Studying small, serving large
Armed with a resume that included impressive undergraduate science research, Kathy Hoogeboom-Pot ’08 chose not to attend graduate school immediately.
Instead, she and her husband Justin Pot ’07 headed to Louisiana and Texas for a year to do hurricane-damage reconstruction and assessment for World Renew, a development non-profit connected to the Christian Reformed Church in North America. The two had met prior to attending Calvin on a service-learning project.
“I enjoy building things and directly helping people,” she said. “It was also different being on a disaster relief team with people much older than me.
“There were interesting cultural differences. I was used to building, while my husband was not—but he had a go at the construction site as well,” she added.
After a year serving, Hoogeboom-Pot chose the University of Colorado at Boulder (CU) for her PhD work and joined a research group there.
“My research experience at Calvin made this possible,” she said. “At a large university you don’t usually get significant research experience as an undergraduate. You do at Calvin.”
Hoogeboom-Pot was initially fascinated by the research she was doing with Calvin professor Larry Molnar.
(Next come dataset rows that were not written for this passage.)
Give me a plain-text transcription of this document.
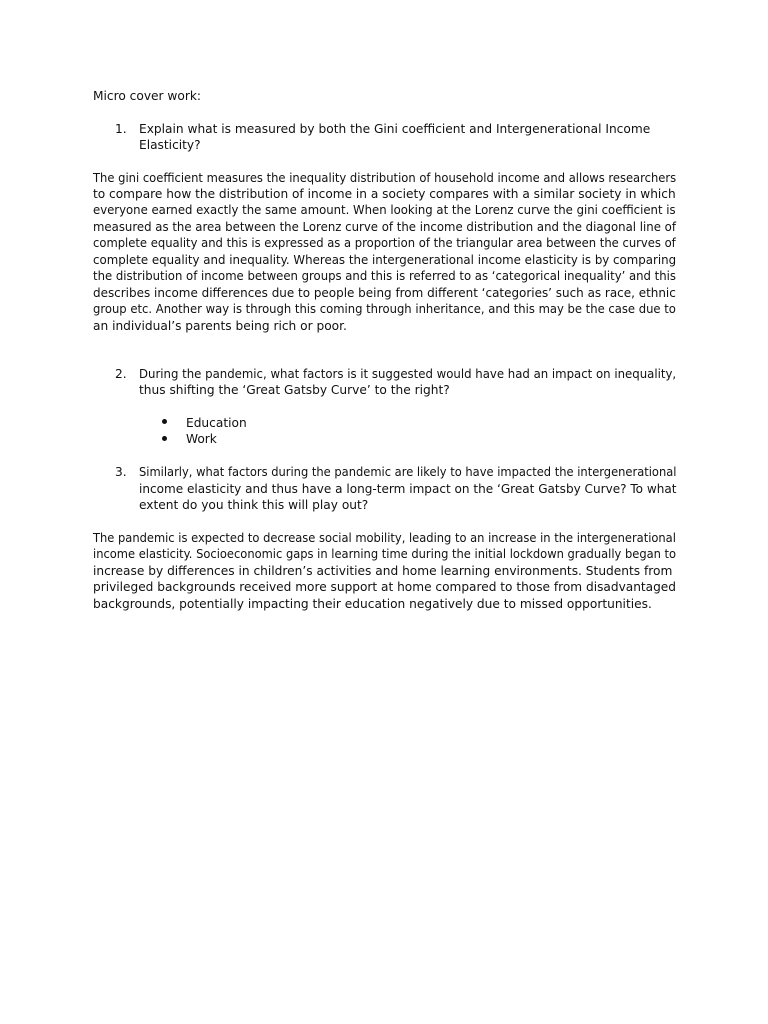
Micro cover work:
1. Explain what is measured by both the Gini coefficient and Intergenerational Income
Elasticity?
The gini coefficient measures the inequality distribution of household income and allows researchers
to compare how the distribution of income in a society compares with a similar society in which
everyone earned exactly the same amount. When looking at the Lorenz curve the gini coefficient is
measured as the area between the Lorenz curve of the income distribution and the diagonal line of
complete equality and this is expressed as a proportion of the triangular area between the curves of
complete equality and inequality. Whereas the intergenerational income elasticity is by comparing
the distribution of income between groups and this is referred to as ‘categorical inequality’ and this
describes income differences due to people being from different ‘categories’ such as race, ethnic
group etc. Another way is through this coming through inheritance, and this may be the case due to
an individual’s parents being rich or poor.
2. During the pandemic, what factors is it suggested would have had an impact on inequality,
thus shifting the ‘Great Gatsby Curve’ to the right?
Education
Work
3. Similarly, what factors during the pandemic are likely to have impacted the intergenerational
income elasticity and thus have a long-term impact on the ‘Great Gatsby Curve? To what
extent do you think this will play out?
The pandemic is expected to decrease social mobility, leading to an increase in the intergenerational
income elasticity. Socioeconomic gaps in learning time during the initial lockdown gradually began to
increase by differences in children’s activities and home learning environments. Students from
privileged backgrounds received more support at home compared to those from disadvantaged
backgrounds, potentially impacting their education negatively due to missed opportunities.
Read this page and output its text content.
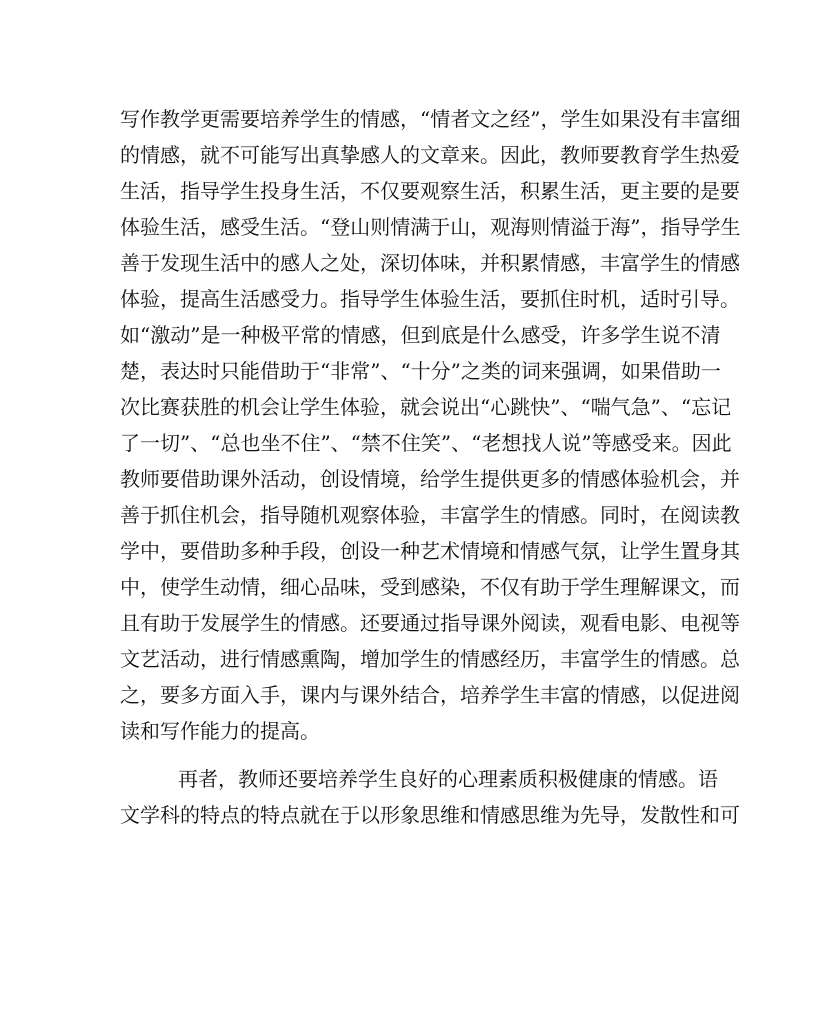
写作教学更需要培养学生的情感，“情者文之经”，学生如果没有丰富细
的情感，就不可能写出真挚感人的文章来。因此，教师要教育学生热爱
生活，指导学生投身生活，不仅要观察生活，积累生活，更主要的是要
体验生活，感受生活。“登山则情满于山，观海则情溢于海”，指导学生
善于发现生活中的感人之处，深切体味，并积累情感，丰富学生的情感
体验，提高生活感受力。指导学生体验生活，要抓住时机，适时引导。
如“激动”是一种极平常的情感，但到底是什么感受，许多学生说不清
楚，表达时只能借助于“非常”、“十分”之类的词来强调，如果借助一
次比赛获胜的机会让学生体验，就会说出“心跳快”、“喘气急”、“忘记
了一切”、“总也坐不住”、“禁不住笑”、“老想找人说”等感受来。因此
教师要借助课外活动，创设情境，给学生提供更多的情感体验机会，并
善于抓住机会，指导随机观察体验，丰富学生的情感。同时，在阅读教
学中，要借助多种手段，创设一种艺术情境和情感气氛，让学生置身其
中，使学生动情，细心品味，受到感染，不仅有助于学生理解课文，而
且有助于发展学生的情感。还要通过指导课外阅读，观看电影、电视等
文艺活动，进行情感熏陶，增加学生的情感经历，丰富学生的情感。总
之，要多方面入手，课内与课外结合，培养学生丰富的情感，以促进阅
读和写作能力的提高。
再者，教师还要培养学生良好的心理素质积极健康的情感。语
文学科的特点的特点就在于以形象思维和情感思维为先导，发散性和可
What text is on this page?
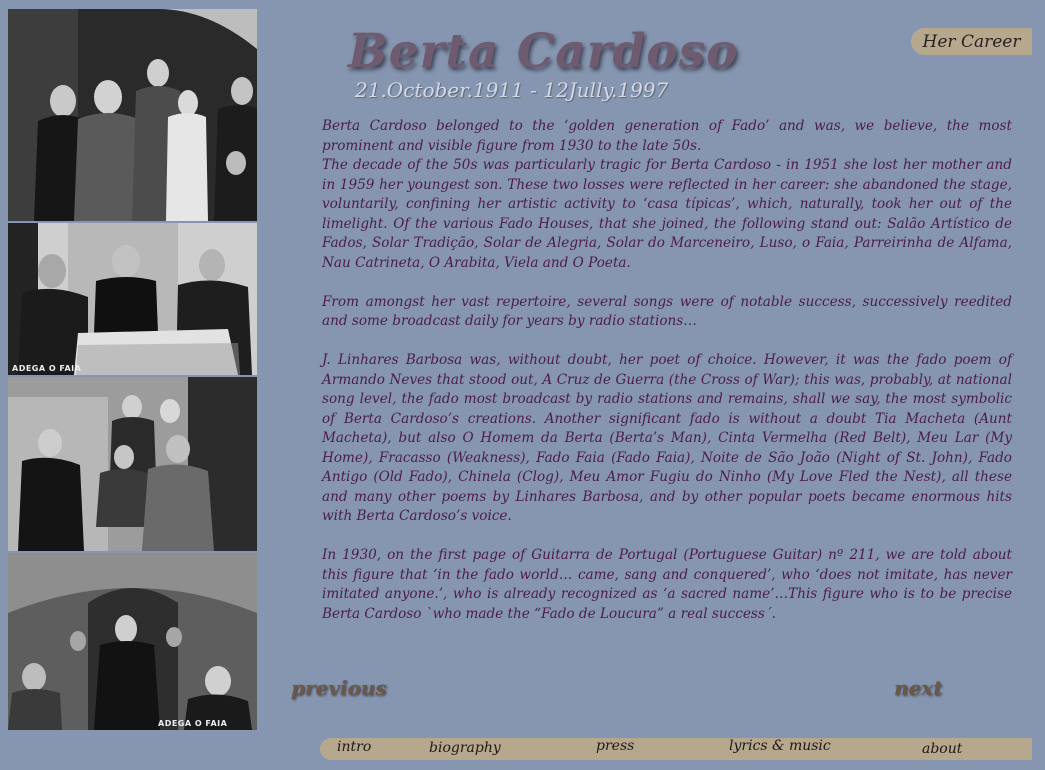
ADEGA O FAIA
ADEGA O FAIA
Berta Cardoso
21.October.1911 - 12Jully.1997
Her Career

Berta Cardoso belonged to the ‘golden generation of Fado’ and was, we believe, the most prominent and visible figure from 1930 to the late 50s.
The decade of the 50s was particularly tragic for Berta Cardoso - in 1951 she lost her mother and in 1959 her youngest son. These two losses were reflected in her career: she abandoned the stage, voluntarily, confining her artistic activity to ‘casa típicas’, which, naturally, took her out of the limelight. Of the various Fado Houses, that she joined, the following stand out: Salão Artístico de Fados, Solar Tradição, Solar de Alegria, Solar do Marceneiro, Luso, o Faia, Parreirinha de Alfama, Nau Catrineta, O Arabita, Viela and O Poeta.

From amongst her vast repertoire, several songs were of notable success, successively reedited and some broadcast daily for years by radio stations…

J. Linhares Barbosa was, without doubt, her poet of choice. However, it was the fado poem of Armando Neves that stood out, A Cruz de Guerra (the Cross of War); this was, probably, at national song level, the fado most broadcast by radio stations and remains, shall we say, the most symbolic of Berta Cardoso’s creations. Another significant fado is without a doubt Tia Macheta (Aunt Macheta), but also O Homem da Berta (Berta’s Man), Cinta Vermelha (Red Belt), Meu Lar (My Home), Fracasso (Weakness), Fado Faia (Fado Faia), Noite de São João (Night of St. John), Fado Antigo (Old Fado), Chinela (Clog), Meu Amor Fugiu do Ninho (My Love Fled the Nest), all these and many other poems by Linhares Barbosa, and by other popular poets became enormous hits with Berta Cardoso’s voice.

In 1930, on the first page of Guitarra de Portugal (Portuguese Guitar) nº 211, we are told about this figure that ‘in the fado world… came, sang and conquered’, who ‘does not imitate, has never imitated anyone.’, who is already recognized as ‘a sacred name’…This figure who is to be precise Berta Cardoso `who made the “Fado de Loucura” a real success´.

previous	next
intro	biography	press	lyrics & music	about
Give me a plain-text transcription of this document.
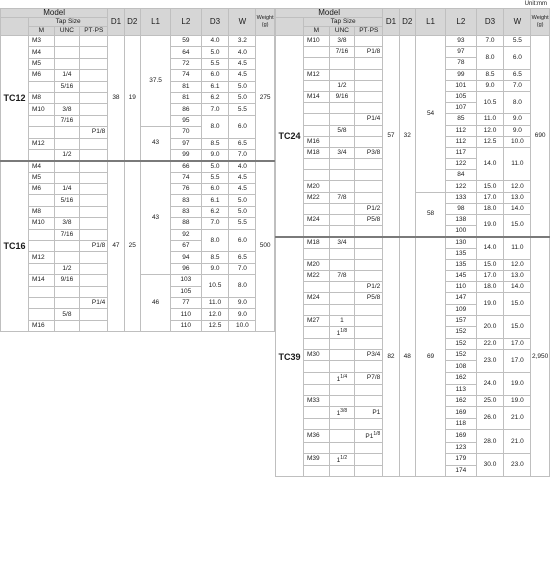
Unit:mm
Model				D1	D2	L1	L2	D3	W	Weight
(g)

	Tap Size									
	M	UNC	PT·PS							
TC12	M3			38	19	37.5	59	4.0	3.2	275
	M4						64	5.0	4.0	
	M5						72	5.5	4.5	
	M6	1/4					74	6.0	4.5	
		5/16					81	6.1	5.0	
	M8						81	6.2	5.0	
	M10	3/8					86	7.0	5.5	
		7/16					95	8.0	6.0	
			P1/8			43	70			
	M12						97	8.5	6.5	
		1/2					99	9.0	7.0	
TC16	M4			47	25	43	66	5.0	4.0	500
	M5						74	5.5	4.5	
	M6	1/4					76	6.0	4.5	
		5/16					83	6.1	5.0	
	M8						83	6.2	5.0	
	M10	3/8					88	7.0	5.5	
		7/16					92	8.0	6.0	
			P1/8				67			
	M12						94	8.5	6.5	
		1/2					96	9.0	7.0	
	M14	9/16				46	103	10.5	8.0	
							105			
			P1/4				77	11.0	9.0	
		5/8					110	12.0	9.0	
	M16						110	12.5	10.0	
Model				D1	D2	L1	L2	D3	W	Weight
(g)

	Tap Size									
	M	UNC	PT·PS							
TC24	M10	3/8		57	32	54	93	7.0	5.5	690
		7/16	P1/8				97	8.0	6.0	
							78			
	M12						99	8.5	6.5	
		1/2					101	9.0	7.0	
	M14	9/16					105	10.5	8.0	
							107			
			P1/4				85	11.0	9.0	
		5/8					112	12.0	9.0	
	M16						112	12.5	10.0	
	M18	3/4	P3/8				117	14.0	11.0	
							122			
							84			
	M20						122	15.0	12.0	
	M22	7/8				58	133	17.0	13.0	
			P1/2				98	18.0	14.0	
	M24		P5/8				138	19.0	15.0	
							100			
TC39	M18	3/4		82	48	69	130	14.0	11.0	2,950
							135			
	M20						135	15.0	12.0	
	M22	7/8					145	17.0	13.0	
			P1/2				110	18.0	14.0	
	M24		P5/8				147	19.0	15.0	
							109			
	M27	1					157	20.0	15.0	
		$1^{1/8}$					152			
							152	22.0	17.0	
	M30		P3/4				152	23.0	17.0	
							108			
		$1^{1/4}$	P7/8				162	24.0	19.0	
							113			
	M33						162	25.0	19.0	
		$1^{3/8}$	P1				169	26.0	21.0	
							118			
	M36		$P1^{1/8}$				169	28.0	21.0	
							123			
	M39	$1^{1/2}$					179	30.0	23.0	
							174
She observed the rotation periods of asteroids, mapping patterns and characteristics.
“I found that doing research in front of a computer is not for me,” she said, “so I moved into hands-on experiments involving lasers. We slowed down krypton atoms and then observed them as they absorbed laser light.”
That work was done with Calvin physics professor Matt Walhout.
At Calvin, she grew to enjoy research work done with lasers. At CU, she’s directed that interest and skill into the study of small things—or “nanoscale knowledge.”
“My work delves into the question, ‘Why do very small systems behave differently than larger ones?’”
Hoogeboom-Pot won an award from the National Science Foundation for a video she produced titled “Nanoscale knowledge: How small is different.”
She plans to receive her PhD in physics in May 2015. She is not sure of the next move yet, but she said she “wants to keep doing research that leads to new knowledge.” Her expertise may lead to industrial research or laboratory efforts. She is already collaborating with semiconductor companies.
“I like to see how things work,” she said.
For Hoogeboom-Pot, the intersection of faith and science has been a seamless endeavor.
“I see what I do as studying more of creation, and it has been strengthening to my faith,” she said. “When I understand something better, I am understanding how God did it—the inner working of his design.”
Living in the Boulder area has given Kathy and Justin another avenue to serve, especially after the devastating floods of September 2013.
“The course of an entire watershed was changed,” she said.
Kathy and Justin are members of St. Andrew Presbyterian Church, where Kathy also coordinated housing for relief volunteers.
Justin is the managing editor of , a site that covers tech-related topics.
“There seems to be a lot of opportunity for us,” she said. “But we want to do the right thing, not just some thing.”